The papers reveal one big thing that matters. It is no secret that the prince likes to lobby for his causes. That’s why the FOI request was made. What these papers show is the sheer breadth and depth of the lobbying, which stretches from Downing Street to Northern Ireland, via education, health, culture, the environment and defence. It goes well beyond architecture and organic farming to school teaching and the performance of airborne surveillance aircraft in Iraq. And the letters themselves are detailed to a fault, telling ministers far more than they need to know about the importance of the Patagonian toothfish, the single farm payment and the recent report of the Local Authority Caterers Association on school meals. This is a letter-writing effort on an industrial scale.

Given who is writing the letters, it all has to be replied to, often at almost equal length. The prince’s protestations of apology, which verge on a kind of narcissism, are to be found on almost every page. “I think you will know by now – to your cost! – that these are matters about which I care deeply,” says one letter. At another point there is the rueful admission: “But perhaps I am now too dangerous to associate with!”

Mostly it is more tiresome than dangerous. But at times in the correspondence we see an heir to the throne pressing ministers on matters of real political sensitivity. GM crops is one such subject, and we know from Lord Mandelson’s memoirs that ministers had to tell the prince to tone it down and be more cautious. School education policy is another high-profile issue, on which the letters cast fresh light. “I remain convinced,” the prince writes to Ruth Kelly, “that the current approaches to teaching and learning need to be challenged.” He is keen, he tells her, that teachers of English and history should “come together to engage with the questions from first principles as to why teach English and history. Why are these subjects important? What should we be teaching in these subjects?” This is a political battleground. And these are the words of someone who is not supposed to be political player. There is a principle at stake here.

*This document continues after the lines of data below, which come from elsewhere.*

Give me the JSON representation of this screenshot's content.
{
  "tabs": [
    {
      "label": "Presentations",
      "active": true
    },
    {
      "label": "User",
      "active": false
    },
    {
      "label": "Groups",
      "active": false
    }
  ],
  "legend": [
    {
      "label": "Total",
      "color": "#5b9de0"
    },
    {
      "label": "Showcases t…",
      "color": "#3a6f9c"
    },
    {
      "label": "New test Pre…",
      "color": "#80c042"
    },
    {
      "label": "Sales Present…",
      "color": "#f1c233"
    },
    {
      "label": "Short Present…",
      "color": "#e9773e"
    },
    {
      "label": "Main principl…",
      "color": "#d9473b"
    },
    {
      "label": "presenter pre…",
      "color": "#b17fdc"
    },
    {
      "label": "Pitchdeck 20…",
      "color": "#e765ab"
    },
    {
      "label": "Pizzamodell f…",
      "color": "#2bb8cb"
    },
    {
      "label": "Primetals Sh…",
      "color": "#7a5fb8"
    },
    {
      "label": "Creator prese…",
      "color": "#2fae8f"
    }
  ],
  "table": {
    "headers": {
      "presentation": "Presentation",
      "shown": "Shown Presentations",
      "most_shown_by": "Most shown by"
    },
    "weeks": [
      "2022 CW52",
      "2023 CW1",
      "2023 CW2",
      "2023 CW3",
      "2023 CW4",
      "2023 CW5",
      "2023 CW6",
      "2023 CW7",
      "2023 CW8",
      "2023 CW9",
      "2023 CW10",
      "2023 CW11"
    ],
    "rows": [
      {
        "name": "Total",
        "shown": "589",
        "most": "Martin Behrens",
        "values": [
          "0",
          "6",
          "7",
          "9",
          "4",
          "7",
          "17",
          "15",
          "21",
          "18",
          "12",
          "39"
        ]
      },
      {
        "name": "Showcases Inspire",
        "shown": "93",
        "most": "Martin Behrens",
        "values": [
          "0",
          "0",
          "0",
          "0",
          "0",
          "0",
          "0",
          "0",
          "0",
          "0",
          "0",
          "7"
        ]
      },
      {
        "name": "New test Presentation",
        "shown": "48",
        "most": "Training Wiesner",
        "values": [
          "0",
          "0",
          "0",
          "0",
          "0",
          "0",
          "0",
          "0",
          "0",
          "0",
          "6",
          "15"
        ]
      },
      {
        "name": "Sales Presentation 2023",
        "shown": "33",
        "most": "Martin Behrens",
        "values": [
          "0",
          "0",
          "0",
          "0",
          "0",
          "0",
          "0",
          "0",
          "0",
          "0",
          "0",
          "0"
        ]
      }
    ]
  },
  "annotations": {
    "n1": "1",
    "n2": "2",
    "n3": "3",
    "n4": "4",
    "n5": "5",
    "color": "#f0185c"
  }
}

Most of the time, Prince Charles behaves more as a bit of a bore on behalf of his good causes than as any sort of wannabe feudal tyrant. The idea that he is some latter-day George III or Kaiser Wilhelm, an over-mighty ruler wrestling with ministers for control of the wheel, with epochal consequences for his country, would be wide of the mark, at least on this evidence. But these papers reveal something that cannot just be dismissed, which emphatically justifies the long FOI exercise. That thing is the sheer scale of the prince’s lobbying efforts. Even if much of that is expended on the prince’s less controversial hobby horses, other parts push into more controversial areas. It adds up to a disturbing absence of proportion and self-awareness. It will do the prince little good.

This is, presumably, why the attorney general fought so hard to stop publication. The importance of these papers is not whether they reveal the prince’s controversial (or not) views on the European Union directive on herbal medicines. The importance is what they say about his judgment and its constitutional implications. The Queen has used silence and blankness to secure the modern monarchy. The silence and the blankness matter, and the prince should have learned as much from a process of contact with ministers that is supposedly part of his training. He has not been a very good student. At one point in a letter to John Reid, the then health secretary, the prince warns that “without proper consideration, various chickens will come home to roost in your own department”. The same could be said of Prince Charles, and in his case there is rather more at stake.